Cumhurbaşkanımızın Amerika gezisi ve Trump’la yaptığı anlaşmaların iç yüzünü öğrenme şansımız pek yok gibi. Malum bizde objektif basın yok edildi, yerine yandaş basın getirildi.

Yandaş basının iktidar yanlısı sözcülerinin anlattıkları ile muhalif yandaşların anlattıkları her zamanki gibi birbirini tutmuyor. Bir taraf uçuruyor, diğer taraf gömüyor!

İşin doğrusu nedir? Vallahi onu merak eden de pek yok. Yandaşların dinleyicileri, yandaş oldukları partilerine göre konuşuyor. Yandaş olmayanlar ise aşının, ekmeğinin derdine düşmüş, “bana ne” diyor!

Muhalefet basını, “2011 yılında yerli ve milli uçağımız göklerde diyordunuz, Amerika’dan 300 kadar uçağı niye aldık?” diyor. “Gabar’da benzin, Karadeniz’de gaz bulmuştuk, okyanus ötesinden niye gaz aldık?” diye soruyor.

İktidar basını ise koskoca Amerikan Başkanının bizi ne kadar övdüğünü, önemsediğini anlatıyor.

Kafalar karışık. Amerika’da bir şeyler oldu ama iyi mi oldu, kötü mü oldu, anlamadık.

Tüm bu pazarlıkların yanında bir konu daha gündeme geldi ki kafalar tümden karıştı! Ben de dahil çoğumuzun ilk defa duyduğu bir konu: Heybeliada Ruhban Okulu’nun yeniden açılması.
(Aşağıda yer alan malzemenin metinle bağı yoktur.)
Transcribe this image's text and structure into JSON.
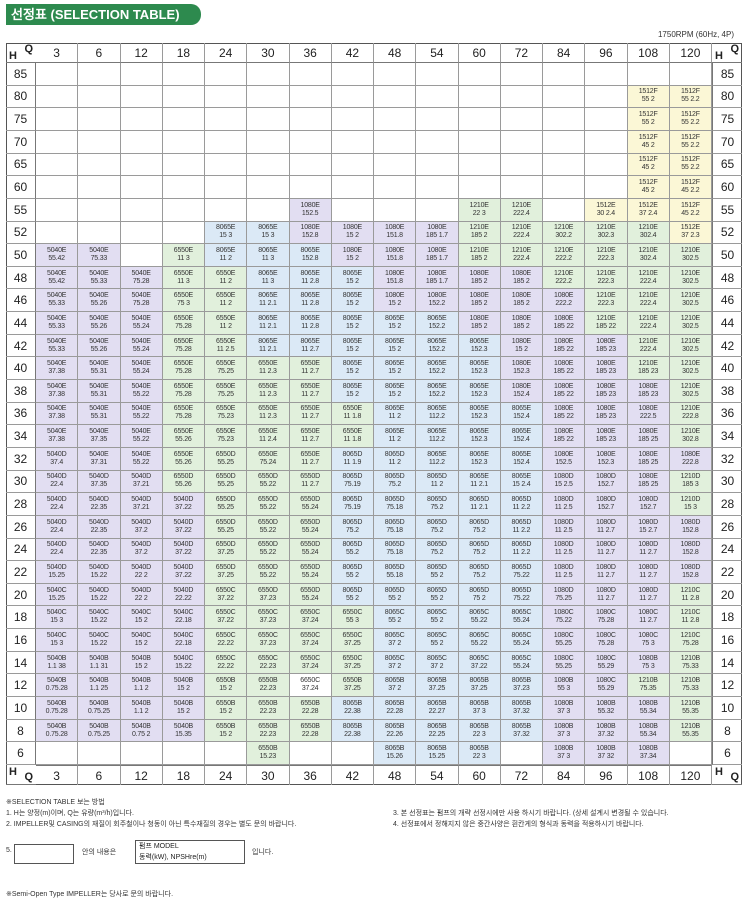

“Bu nedir?” diye internette sorgulattığımızda çıkan sayfalar dolusu yazıları okumak hafta sonumu aldı. Bu okul, Osmanlı döneminde 16. yüzyılda kilise olarak açılmış. Sonra 1 Ekim 1844’te ruhban okulu olarak faaliyet göstermeye başlamış. Fener Rum Patrikhanesine bağlı okulun ülke güvenliği için sorun olduğunu görenler, kapatma girişiminde bulunmuş ancak olmamış. 1950’lere gelindiğinde okul yeniden faal duruma gelmiş, 1971’de ise kapatılmış.

Kim açmış, kim desteklemiş, kim kapatmış, neden kapatmış… Varın merak ediyorsanız kendiniz araştırın.

Şimdi neden gündemde, neden yeniden açılması için kollar sıvanmış? Hiçbir bilgimiz yok!

Almanya’da Türkler, Araplar cami açarken bizde kiliseleri kapatmışız; elbette açmak lazım da denilebilir. Ama onlar bizim gibi masum masum ibadet etmiyorlar, rahat durmuyorlar ki!

Öte yandan Avrupa’da son 5 yüzyılda bir tek kilise açılmaz, yaptırılmazken bizde niye onlarca kilise art arda açılıyor?

Kendi adıma ben bu Heybeliada Ruhban Okulu fikrini pek beğenmedim. Keşke eskisi gibi objektif basınımız ve gazetecilerimiz olsa da şu meseleyi bir öğrensek. Ancak günümüzde ne deprem dedelere, ne hukukçulara, ne siyasetçilere, ne gazetecilere, ne tarihçilere, ne de din adamlarına güven kaldı.

Kısacası güvenecek kimse, tutunacak dal kalmadı vesselam!